MAYOR COMPROMISO DE LOS PAISES DESARROLLADOS

Precisamente éste es uno de los puntos en los que más insistió Zapatero en su discurso, reclamando un mayor compromiso de los países desarrollados y criticando abiertamente el que algunos países de la OCDE hayan disminuido su ayuda oficial al desarrollo en momentos en los que es necesario aumentarla. En este sentido, aseguró que España, aunque ahora tiene "dificultades económicas" la va a aumentar porque "los españoles saben lo importante que es evitar muertes".

Asimismo, Zapatero defendió la necesidad de "abordar la especulación que por diversas causas se está produciendo en los precios y la acumulación de cosechas" y consideró que "seguramente tiene mucho que ver con la crisis financiera en Estados Unidos y con la escalada de los precios del petróleo".

Detrás de todo ello, denunció, "hay un problema de fondo que es la necesidad de un mayor gobierno de las cosas que nos afectan a todos". De hecho, en su intervención subrayó que todo ello ha demostrado la "incapacidad de las instituciones internacionales de dar respuesta a los problemas serios".

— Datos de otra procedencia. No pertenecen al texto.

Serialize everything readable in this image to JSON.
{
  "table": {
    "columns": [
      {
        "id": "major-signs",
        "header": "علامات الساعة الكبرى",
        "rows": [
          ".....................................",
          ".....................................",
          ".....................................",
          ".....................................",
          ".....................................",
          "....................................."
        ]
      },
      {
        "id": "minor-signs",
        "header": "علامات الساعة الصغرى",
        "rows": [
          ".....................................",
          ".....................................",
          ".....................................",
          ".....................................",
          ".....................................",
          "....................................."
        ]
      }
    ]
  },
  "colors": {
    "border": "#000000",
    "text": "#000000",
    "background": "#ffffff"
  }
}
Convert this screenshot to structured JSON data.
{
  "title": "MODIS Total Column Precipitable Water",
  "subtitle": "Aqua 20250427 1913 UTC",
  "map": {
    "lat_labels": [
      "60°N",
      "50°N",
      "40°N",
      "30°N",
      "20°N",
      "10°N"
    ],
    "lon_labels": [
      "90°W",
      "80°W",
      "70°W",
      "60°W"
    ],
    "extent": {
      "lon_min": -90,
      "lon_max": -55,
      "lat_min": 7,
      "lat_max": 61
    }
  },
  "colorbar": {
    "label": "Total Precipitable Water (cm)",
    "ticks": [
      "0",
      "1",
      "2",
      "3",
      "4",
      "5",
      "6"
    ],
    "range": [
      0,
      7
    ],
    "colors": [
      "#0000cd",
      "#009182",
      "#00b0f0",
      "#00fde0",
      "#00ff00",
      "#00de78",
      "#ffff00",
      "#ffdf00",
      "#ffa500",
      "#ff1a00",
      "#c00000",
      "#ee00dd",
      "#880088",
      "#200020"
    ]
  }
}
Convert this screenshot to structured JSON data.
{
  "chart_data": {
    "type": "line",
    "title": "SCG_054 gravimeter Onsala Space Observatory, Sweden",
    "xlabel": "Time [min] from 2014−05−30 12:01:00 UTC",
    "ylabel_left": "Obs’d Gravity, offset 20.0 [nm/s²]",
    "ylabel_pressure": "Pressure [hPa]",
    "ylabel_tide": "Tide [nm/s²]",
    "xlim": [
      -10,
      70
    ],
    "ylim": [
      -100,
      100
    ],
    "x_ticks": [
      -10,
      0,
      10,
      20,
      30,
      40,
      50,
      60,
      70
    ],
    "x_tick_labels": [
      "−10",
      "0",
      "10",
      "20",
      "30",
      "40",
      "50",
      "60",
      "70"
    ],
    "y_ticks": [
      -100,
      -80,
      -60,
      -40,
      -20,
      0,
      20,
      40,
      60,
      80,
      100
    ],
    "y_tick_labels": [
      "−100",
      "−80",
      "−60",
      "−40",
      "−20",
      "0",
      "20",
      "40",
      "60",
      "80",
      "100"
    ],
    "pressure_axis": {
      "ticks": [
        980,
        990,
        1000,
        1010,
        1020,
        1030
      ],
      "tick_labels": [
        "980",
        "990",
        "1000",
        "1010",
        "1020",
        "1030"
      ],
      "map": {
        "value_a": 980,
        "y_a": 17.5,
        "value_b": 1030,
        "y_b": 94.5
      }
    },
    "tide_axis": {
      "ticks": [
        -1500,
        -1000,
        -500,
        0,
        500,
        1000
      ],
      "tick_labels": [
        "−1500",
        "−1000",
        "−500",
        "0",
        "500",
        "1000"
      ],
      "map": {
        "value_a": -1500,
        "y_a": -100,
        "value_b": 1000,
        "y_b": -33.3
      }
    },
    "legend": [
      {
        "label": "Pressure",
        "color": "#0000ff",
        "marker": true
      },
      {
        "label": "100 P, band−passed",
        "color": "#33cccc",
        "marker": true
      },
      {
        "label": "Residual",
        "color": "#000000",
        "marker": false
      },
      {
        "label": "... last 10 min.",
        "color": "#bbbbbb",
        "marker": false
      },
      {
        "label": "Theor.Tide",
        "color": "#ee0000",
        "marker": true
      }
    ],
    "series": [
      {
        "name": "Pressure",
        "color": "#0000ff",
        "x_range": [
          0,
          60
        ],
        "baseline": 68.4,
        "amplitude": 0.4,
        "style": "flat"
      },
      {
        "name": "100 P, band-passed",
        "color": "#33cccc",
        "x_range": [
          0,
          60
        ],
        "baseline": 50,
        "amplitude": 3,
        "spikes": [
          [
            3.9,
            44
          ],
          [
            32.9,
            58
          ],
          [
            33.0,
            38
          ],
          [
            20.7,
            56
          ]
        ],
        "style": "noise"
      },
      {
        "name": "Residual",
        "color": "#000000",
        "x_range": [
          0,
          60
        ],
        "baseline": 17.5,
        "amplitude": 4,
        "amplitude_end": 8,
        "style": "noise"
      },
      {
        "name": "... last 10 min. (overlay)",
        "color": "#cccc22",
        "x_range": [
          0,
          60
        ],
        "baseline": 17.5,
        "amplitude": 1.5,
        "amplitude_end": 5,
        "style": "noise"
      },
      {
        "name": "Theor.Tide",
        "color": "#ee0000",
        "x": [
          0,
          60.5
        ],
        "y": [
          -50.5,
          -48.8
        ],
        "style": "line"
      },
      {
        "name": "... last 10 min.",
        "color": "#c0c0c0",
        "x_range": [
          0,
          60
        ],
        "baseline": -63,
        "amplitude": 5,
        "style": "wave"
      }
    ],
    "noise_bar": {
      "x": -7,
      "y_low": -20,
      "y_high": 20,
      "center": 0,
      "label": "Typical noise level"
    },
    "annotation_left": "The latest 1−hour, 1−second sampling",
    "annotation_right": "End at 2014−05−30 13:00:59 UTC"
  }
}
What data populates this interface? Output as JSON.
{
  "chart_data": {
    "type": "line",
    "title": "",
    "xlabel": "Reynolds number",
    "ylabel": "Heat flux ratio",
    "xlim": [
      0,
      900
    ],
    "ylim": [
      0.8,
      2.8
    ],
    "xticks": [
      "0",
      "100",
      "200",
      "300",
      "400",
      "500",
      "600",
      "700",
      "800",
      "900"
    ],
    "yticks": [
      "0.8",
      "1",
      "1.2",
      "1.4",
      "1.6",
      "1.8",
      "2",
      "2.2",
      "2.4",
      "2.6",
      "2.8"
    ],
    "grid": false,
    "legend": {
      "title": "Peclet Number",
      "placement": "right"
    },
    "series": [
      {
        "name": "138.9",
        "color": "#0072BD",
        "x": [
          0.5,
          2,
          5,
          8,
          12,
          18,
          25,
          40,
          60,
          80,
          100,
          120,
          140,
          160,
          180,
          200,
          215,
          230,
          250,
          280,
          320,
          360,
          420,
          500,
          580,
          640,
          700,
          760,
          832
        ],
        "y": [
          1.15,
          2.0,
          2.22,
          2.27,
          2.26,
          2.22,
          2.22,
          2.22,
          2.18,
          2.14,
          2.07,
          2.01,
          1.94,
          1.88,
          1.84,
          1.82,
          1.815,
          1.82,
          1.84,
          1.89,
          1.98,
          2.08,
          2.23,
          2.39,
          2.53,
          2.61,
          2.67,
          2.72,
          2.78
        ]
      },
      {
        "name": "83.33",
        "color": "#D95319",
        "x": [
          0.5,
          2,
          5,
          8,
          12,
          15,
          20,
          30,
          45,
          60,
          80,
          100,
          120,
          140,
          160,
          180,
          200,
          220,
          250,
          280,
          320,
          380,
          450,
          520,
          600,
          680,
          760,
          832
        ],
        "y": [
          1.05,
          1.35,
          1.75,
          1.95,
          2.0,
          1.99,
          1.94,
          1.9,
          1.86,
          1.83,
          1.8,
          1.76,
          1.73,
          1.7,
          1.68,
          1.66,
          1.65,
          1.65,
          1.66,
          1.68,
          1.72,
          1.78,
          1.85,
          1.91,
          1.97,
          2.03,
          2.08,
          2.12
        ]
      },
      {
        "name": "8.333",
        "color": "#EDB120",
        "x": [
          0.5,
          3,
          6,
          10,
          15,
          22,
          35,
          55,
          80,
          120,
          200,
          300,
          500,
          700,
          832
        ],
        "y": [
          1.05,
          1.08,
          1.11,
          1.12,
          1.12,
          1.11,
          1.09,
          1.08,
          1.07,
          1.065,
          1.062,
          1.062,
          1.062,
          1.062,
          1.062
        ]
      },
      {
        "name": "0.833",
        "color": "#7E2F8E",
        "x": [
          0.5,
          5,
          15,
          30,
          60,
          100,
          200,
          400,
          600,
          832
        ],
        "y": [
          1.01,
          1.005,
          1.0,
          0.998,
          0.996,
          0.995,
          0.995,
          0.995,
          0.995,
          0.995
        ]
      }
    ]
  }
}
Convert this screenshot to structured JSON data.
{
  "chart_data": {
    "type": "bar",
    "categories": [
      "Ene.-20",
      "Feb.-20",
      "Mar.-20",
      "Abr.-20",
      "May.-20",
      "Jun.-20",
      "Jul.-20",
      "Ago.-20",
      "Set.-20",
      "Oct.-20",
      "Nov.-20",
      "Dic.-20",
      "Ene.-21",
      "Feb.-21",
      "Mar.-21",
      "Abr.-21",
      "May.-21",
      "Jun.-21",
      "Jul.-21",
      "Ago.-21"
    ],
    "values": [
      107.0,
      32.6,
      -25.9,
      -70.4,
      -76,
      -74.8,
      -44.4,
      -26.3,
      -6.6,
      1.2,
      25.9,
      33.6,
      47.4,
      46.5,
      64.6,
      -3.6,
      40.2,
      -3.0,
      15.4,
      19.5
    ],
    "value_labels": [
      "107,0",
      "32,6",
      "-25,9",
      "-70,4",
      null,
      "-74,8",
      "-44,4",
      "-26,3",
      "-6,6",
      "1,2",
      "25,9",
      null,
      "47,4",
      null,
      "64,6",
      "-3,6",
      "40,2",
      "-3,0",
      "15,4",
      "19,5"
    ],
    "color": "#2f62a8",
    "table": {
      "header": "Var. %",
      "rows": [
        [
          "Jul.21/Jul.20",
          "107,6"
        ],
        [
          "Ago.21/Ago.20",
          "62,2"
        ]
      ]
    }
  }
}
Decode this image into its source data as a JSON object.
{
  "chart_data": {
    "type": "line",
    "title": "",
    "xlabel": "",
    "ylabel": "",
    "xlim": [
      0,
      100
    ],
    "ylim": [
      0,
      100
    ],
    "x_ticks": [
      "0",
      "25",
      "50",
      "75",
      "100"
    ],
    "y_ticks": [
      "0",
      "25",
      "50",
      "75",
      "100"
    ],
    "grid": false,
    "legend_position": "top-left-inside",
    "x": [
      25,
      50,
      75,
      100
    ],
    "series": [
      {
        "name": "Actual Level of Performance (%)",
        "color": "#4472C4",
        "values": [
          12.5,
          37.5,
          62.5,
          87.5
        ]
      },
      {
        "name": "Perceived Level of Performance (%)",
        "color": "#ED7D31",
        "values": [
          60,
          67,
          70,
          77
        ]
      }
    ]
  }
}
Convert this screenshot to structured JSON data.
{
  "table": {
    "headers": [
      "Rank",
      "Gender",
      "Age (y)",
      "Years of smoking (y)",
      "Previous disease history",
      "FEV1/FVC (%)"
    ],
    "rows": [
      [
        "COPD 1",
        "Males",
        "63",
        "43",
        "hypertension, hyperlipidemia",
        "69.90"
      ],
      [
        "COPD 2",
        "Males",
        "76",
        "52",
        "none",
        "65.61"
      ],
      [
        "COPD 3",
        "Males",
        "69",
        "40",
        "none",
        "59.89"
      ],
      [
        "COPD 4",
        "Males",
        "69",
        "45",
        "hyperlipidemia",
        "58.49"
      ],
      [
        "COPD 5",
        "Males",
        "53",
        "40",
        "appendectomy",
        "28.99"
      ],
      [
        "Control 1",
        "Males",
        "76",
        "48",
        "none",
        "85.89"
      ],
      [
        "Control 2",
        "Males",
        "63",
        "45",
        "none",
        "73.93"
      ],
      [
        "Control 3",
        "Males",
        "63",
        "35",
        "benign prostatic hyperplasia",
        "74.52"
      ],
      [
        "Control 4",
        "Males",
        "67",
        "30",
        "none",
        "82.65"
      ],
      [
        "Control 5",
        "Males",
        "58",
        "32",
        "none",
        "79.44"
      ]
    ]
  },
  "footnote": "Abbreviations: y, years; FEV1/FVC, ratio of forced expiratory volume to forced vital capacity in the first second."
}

En cuanto a los biocombustibles, consideró que estos tienen "un efecto limitado en esta escalada de los precios" y defendió que se mantenga "un debate abierto y permanente en esta materia".

Por otra parte, el presidente del Gobierno insistió en que se debe prestar atención especial a Africa, puesto que el continente podría alcanzar los 1.400 millones de habitantes para 2020 y esto supone "un riesgo" de cara a la lucha contra la pobreza y el hambre en este continente.

Además, se felicitó por el hecho de que la crisis haya "hecho que el mundo vuelva a mirar a la agricultura, que había quedado en un segundo plano" y animó a "volver a estimular la porducción agrícola y que los agricultores tengan condiciones de vida dignas en el ámbito rural".

También pidió que culmine con un acuerdo la Ronda de Doha. "No podemos fracasar", advirtió, incidiendo en que hay que "dar una oportunidad a todos los países que nho las tienen". En este sentido, reclamó "flexibilidad y que estemos a la altura de las circunstancias".